The Acts of the Apostles “is all about mission,” Bishop Strickland said, “the preparation for the Christian mission, the mission to Jerusalem, the mission to Judea and Samaria, the mission to the gentiles, the mission through St. Paul to the ends of the earth. … And in the mystery of God’s calling, your life of mission, the ends of the earth, bring you here to continue the Acts of the Apostles.”
That is, the bishop said, “a humbling reality. I face the challenge of being the fourth apostle for the Diocese of Tyler. I can’t live up to that. I can never accomplish that work.
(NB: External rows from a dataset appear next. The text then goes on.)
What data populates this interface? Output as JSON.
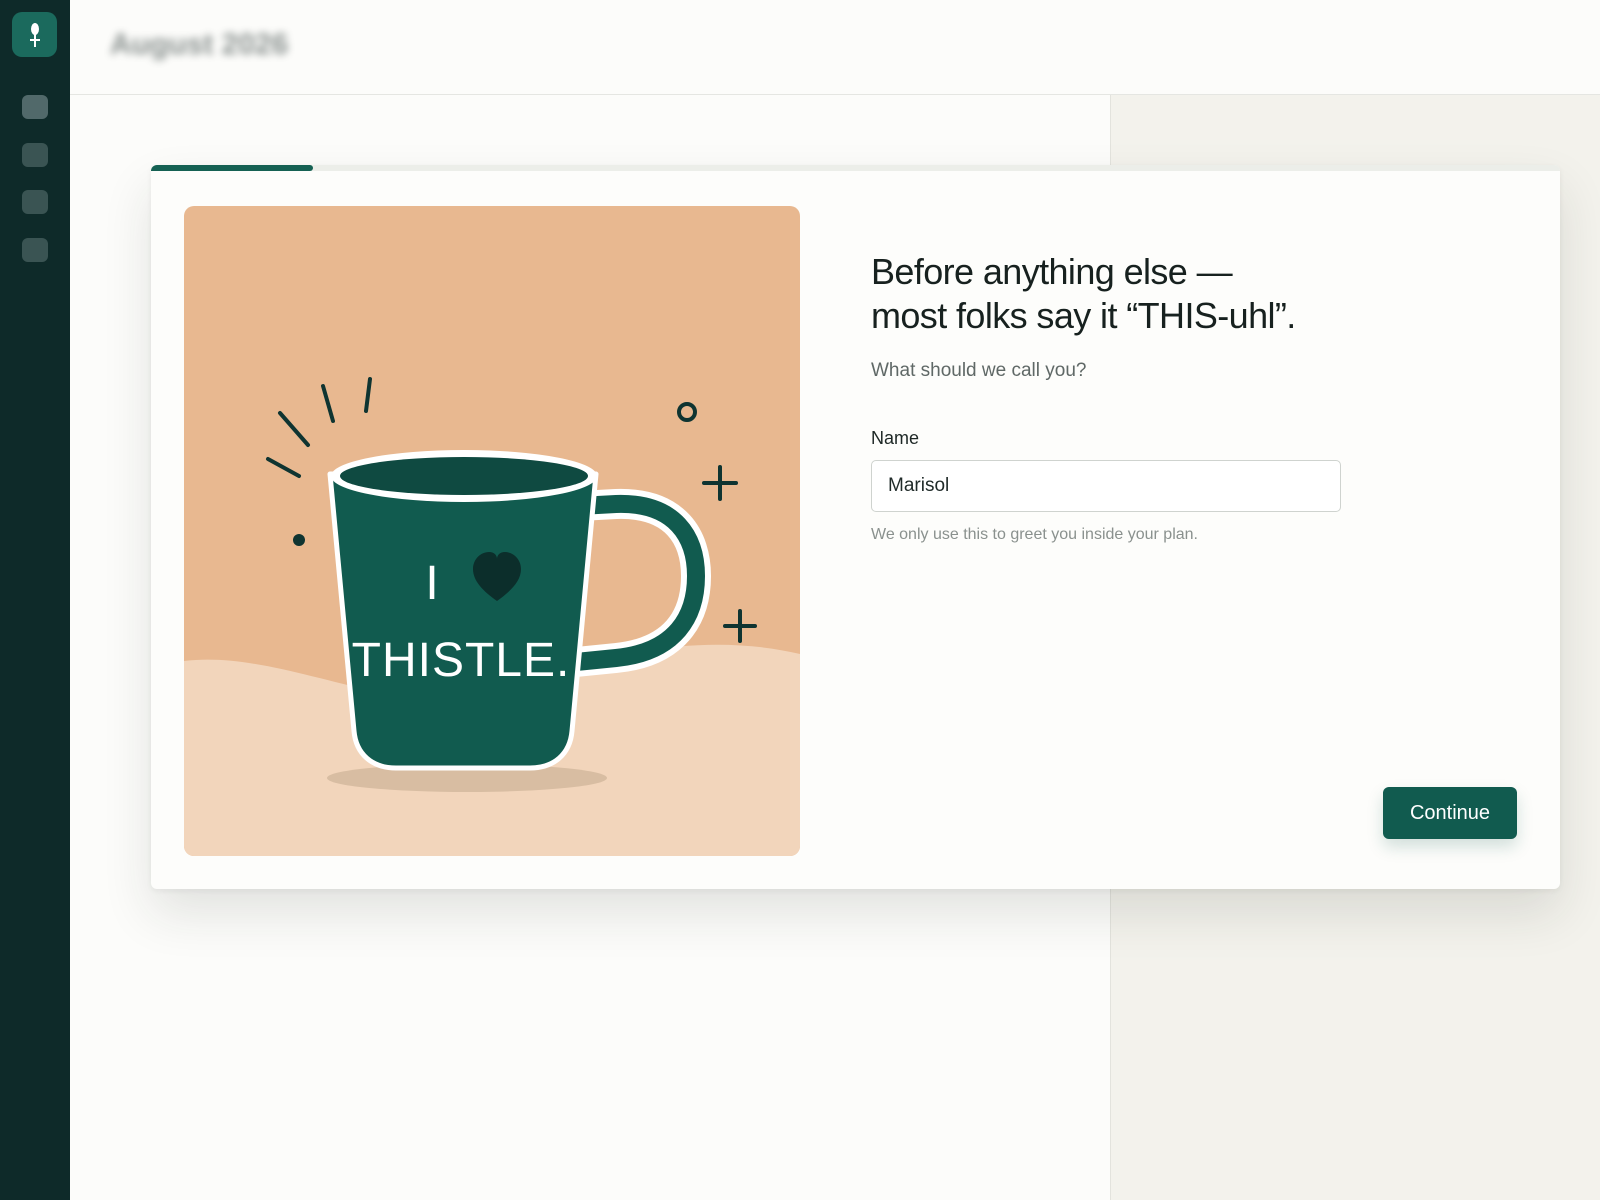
{
  "colors": {
    "sidebar": "#0e2a29",
    "accent": "#115b4f",
    "illustration_bg": "#e8b890",
    "illustration_ground": "#f2d5bb",
    "mug": "#115b4f"
  },
  "sidebar": {
    "logo_icon": "thistle-logo-icon",
    "items": [
      {
        "icon": "nav-icon-1"
      },
      {
        "icon": "nav-icon-2"
      },
      {
        "icon": "nav-icon-3"
      },
      {
        "icon": "nav-icon-4"
      }
    ]
  },
  "background_page": {
    "title": "August 2026"
  },
  "onboarding": {
    "progress": 0.115,
    "illustration": {
      "mug_line1": "I",
      "mug_line2": "THISTLE."
    },
    "headline_line1": "Before anything else —",
    "headline_line2": "most folks say it “THIS-uhl”.",
    "subtitle": "What should we call you?",
    "name_label": "Name",
    "name_value": "Marisol",
    "helper": "We only use this to greet you inside your plan.",
    "continue_label": "Continue"
  }
}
But the grace of God and the Holy Spirit can overcome my weakness, which is very real, and strengthen me to be the apostle this church needs.”
That same grace, he said, has been at work in Father Frels’ life from his baptism and has moved and guided him in his journey to the priesthood.
“You began your mission in the Church on Jan. 20, 1974, when you were baptized,” Bishop Strickland said. “Truly, that’s when it begins for all the baptized, pope and bishops, ordained and religious, all the faithful. We are the baptized of Christ, in Father, Son, and Spirit. We have received an indelible character that is deepened and enhanced and enriched in the charism of priesthood that Jonathon receives today.”
That journey continued through Father Frels’ confirmation and into his chosen life and career as a chemist.
The new Father Frels is also Dr. Frels, with a PhD in chemistry. He worked in research and development at Eastman Chemical in Longview prior to entering the seminary.
In Longview, he was a parishioner at St. Mary Church, where he taught CCD and discovered adoration. As his understanding of the faith grew and deepened, he began to feel the call to the priesthood.
“The Lord was nurturing your heart and ultimately calling you to take a chance,” Bishop Strickland said, “to take a new path. And here you are. You’ve been in formation for years, but in many ways you’re just beginning. Continue that formation, continue to learn and to study, as all of us priests and deacons are urged to do. Ordination is never an end, but a beginning, again and again, to deepen our life in Christ at his altar and in all his sacraments.”
As a priest, “you are to be a steward of the sacraments,” Bishop Strickland said. “What a glorious stewardship that is! My brother priests can tell you that many times it’s ordinary, mundane. But there are moments of reconciliation, as the Word of God speaks of, to be reconciled in a sacramental way, to anoint those who are seriously ill, to console those who are mourning, to baptize the infants, and to visit with and nurture the lives of families. All of that is your call, your mission.”
The bishop called on Father Frels to stand up and to turn in a slow circle to see all those gathered into the cathedral for his ordination.
“Those faces – our brother priests and deacons, the religious, the faithful – are who you will serve, in this place, at this time,” Bishop Strickland told him, “continuing the 2000-year tradition that began with the Acts of the Apostles in our one holy, catholic, apostolic faith. The Church continues to act.”
The new priest also joins a brotherhood, the bishop said, the presbyterate of the Diocese of Tyler.
“You are going to work with (these men),” Bishop Strickland said. “You are going to cry with them, laugh with them, you are going to find them at times to be a pain in the neck, as they will find you. But they will be your brothers. You join a presbyterate, a brotherhood, where we need to and we do care for each other. This is always an extension of our care for all the faces in this congregation.”
Yet even as he joins a brotherhood, the Church also needs Father Frels’ singular gifts, the bishop said.
“We need you,” he told Father Frels. “We need your love, your energy, your quiet heart, your wonderful mind, your caring spirit, your presence. Give all that you are and know that, as Scripture tells us, and as our Lord models so marvelously for the body of Christ, his body, pour yourself out and you will receive abundantly in ways you could never imagine.
“I can testify to that, Jonathon,” Bishop Strickland said, “and these men can as well. The baptized can testify to that. When we truly become the baptized of Christ, our lives and our world are transformed.”
Father Frels, 42, is a native of Corpus Christi and a son of Dan and Susan Frels, both deceased. He has a younger brother, Matthew.
He has a bachelor of science in chemistry from Southwest Texas State University and a PhD in chemistry from Texas A&M. He has lived in East Texas since 2002, when he moved to Longview to work at Eastman Chemical Company there. He has been serving at the cathedral.
Announcement of his first parish assignment as a priest is pending further arrangements.
The Diocese of Tyler has 14 seminarians in various stages of preparation and study for the priesthood.